# New Home Brew Shop in South Jersey



## Lurker (Oct 20, 2010)

I have not been here yet but I will be soon.

http://beeradvocate.com/beer/profile/23520/?view=beerfly


----------



## xanxer82 (Oct 20, 2010)

I thought you were going to say Tom's house


----------



## Wade E (Oct 20, 2010)

Toms house probably hs more supplies as does probably mine. I hate websites with no links and when they dont even tell you what brnds they have! Lack of effort there leads me to believe lack of effort everywhere!


----------



## Runningwolf (Oct 20, 2010)

Wade E said:


> Toms house probably hs more supplies as does probably mine. I hate websites with no links and when they dont even tell you what brnds they have! Lack of effort there leads me to believe lack of effort everywhere!



or new ma & pa shop with great prices and limited internet or computer skills. If I was in the area I would be checking it out asap and let them know who I was and what I'm looking for in a shop. Their could be rewards later on.


----------



## Lurker (Oct 22, 2010)

Today I went to the new home brew shop in So. Jersey. The store is large and clean and the owner, Bret has filled the shelves.
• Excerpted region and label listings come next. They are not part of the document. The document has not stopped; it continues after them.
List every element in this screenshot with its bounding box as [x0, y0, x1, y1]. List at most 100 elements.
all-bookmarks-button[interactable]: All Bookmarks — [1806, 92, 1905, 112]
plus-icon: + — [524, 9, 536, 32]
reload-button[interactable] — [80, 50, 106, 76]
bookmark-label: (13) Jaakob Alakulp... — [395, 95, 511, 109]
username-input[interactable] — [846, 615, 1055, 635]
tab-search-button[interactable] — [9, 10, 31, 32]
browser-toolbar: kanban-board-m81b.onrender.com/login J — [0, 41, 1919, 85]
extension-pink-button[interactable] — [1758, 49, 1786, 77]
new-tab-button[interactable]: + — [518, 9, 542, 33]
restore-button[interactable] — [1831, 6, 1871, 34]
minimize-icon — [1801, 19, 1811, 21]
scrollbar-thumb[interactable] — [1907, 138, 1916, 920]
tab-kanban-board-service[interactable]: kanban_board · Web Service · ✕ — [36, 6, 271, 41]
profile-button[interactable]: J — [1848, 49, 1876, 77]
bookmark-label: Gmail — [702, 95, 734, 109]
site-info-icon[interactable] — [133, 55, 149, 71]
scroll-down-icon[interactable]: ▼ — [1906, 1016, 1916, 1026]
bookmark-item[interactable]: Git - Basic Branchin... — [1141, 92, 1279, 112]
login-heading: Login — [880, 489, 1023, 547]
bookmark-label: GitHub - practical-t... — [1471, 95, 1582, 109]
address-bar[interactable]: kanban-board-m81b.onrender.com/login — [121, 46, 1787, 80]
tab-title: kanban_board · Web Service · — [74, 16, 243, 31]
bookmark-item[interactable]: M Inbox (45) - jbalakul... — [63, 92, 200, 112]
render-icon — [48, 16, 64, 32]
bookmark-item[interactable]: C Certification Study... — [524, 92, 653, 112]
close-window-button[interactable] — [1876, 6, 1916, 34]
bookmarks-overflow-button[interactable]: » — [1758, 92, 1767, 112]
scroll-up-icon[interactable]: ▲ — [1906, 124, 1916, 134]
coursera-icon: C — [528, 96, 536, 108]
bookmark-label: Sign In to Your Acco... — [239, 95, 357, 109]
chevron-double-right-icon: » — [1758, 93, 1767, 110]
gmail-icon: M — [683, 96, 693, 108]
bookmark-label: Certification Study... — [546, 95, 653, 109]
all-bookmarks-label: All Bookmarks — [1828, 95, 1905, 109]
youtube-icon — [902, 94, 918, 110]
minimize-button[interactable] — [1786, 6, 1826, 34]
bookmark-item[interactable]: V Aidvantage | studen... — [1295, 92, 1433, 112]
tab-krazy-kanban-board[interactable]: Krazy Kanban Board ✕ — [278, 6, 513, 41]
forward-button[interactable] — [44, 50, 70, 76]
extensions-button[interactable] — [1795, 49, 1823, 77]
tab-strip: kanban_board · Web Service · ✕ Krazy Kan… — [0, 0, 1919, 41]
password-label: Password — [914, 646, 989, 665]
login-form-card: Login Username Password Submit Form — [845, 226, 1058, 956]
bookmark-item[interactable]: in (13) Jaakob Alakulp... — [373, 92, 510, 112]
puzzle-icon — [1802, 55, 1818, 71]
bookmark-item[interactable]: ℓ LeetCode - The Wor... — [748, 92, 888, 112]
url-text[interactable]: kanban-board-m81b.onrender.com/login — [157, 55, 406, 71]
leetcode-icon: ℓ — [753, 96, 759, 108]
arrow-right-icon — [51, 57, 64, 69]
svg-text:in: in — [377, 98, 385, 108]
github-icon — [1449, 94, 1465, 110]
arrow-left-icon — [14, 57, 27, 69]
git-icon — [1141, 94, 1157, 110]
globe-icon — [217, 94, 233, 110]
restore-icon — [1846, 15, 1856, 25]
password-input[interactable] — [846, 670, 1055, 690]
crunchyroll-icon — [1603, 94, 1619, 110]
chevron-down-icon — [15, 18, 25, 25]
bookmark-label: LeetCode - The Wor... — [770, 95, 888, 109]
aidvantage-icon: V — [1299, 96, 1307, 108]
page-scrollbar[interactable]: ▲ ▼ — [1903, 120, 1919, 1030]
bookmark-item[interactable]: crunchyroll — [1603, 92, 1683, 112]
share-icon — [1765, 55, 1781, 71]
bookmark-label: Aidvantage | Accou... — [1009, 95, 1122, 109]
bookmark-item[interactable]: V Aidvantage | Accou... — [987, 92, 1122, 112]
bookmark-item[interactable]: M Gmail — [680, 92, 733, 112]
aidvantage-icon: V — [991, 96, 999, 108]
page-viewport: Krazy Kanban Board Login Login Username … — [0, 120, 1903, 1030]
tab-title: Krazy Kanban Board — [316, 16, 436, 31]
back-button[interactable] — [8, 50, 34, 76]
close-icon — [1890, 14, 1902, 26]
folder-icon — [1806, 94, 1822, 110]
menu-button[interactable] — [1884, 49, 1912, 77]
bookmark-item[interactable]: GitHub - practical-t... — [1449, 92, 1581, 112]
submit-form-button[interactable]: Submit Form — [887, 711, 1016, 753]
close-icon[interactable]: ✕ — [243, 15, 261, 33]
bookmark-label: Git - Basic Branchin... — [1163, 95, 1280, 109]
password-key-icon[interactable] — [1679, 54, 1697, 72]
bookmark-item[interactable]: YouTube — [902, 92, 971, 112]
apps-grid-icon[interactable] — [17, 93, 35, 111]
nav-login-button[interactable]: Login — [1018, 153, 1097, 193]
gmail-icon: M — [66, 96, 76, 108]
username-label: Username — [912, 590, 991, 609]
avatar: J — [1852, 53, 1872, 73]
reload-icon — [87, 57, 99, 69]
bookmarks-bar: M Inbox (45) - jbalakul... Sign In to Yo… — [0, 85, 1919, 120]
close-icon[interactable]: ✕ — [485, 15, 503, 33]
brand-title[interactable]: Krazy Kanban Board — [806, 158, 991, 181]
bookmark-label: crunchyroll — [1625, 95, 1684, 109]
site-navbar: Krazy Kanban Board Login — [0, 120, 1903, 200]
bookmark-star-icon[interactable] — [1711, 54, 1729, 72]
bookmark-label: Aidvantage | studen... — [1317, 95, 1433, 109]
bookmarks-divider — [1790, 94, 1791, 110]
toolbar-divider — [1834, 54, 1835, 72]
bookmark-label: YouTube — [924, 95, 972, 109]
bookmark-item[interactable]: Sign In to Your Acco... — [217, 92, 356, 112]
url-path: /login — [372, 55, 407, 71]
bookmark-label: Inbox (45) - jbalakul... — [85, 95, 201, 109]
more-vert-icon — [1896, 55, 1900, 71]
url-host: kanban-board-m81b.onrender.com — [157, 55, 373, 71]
He has everything that the home wine maker will need from tubing to a good selection of yeast, corks, etc. He has it all. As to you beermakers, it seemed that he is fully stocked. Not knowing beer making I can only say that it seemed well stocked. Certainly, there were all kinds of hops and other stuff about which I know nothing. He offered me a glass of homemade beer which I had never tasted. It was very good, he said that I like hoppy beer. I thought it was what Hopalong Cassidy would like. All in all I would say it is well stocked and operated by a friendly and knowledgeable man. I spent about thirty dollars there and since I told him that I was on this forum, he gave me a 10% discount. If you are nearby, stop in and tell him you are on the forum for the 10% .


----------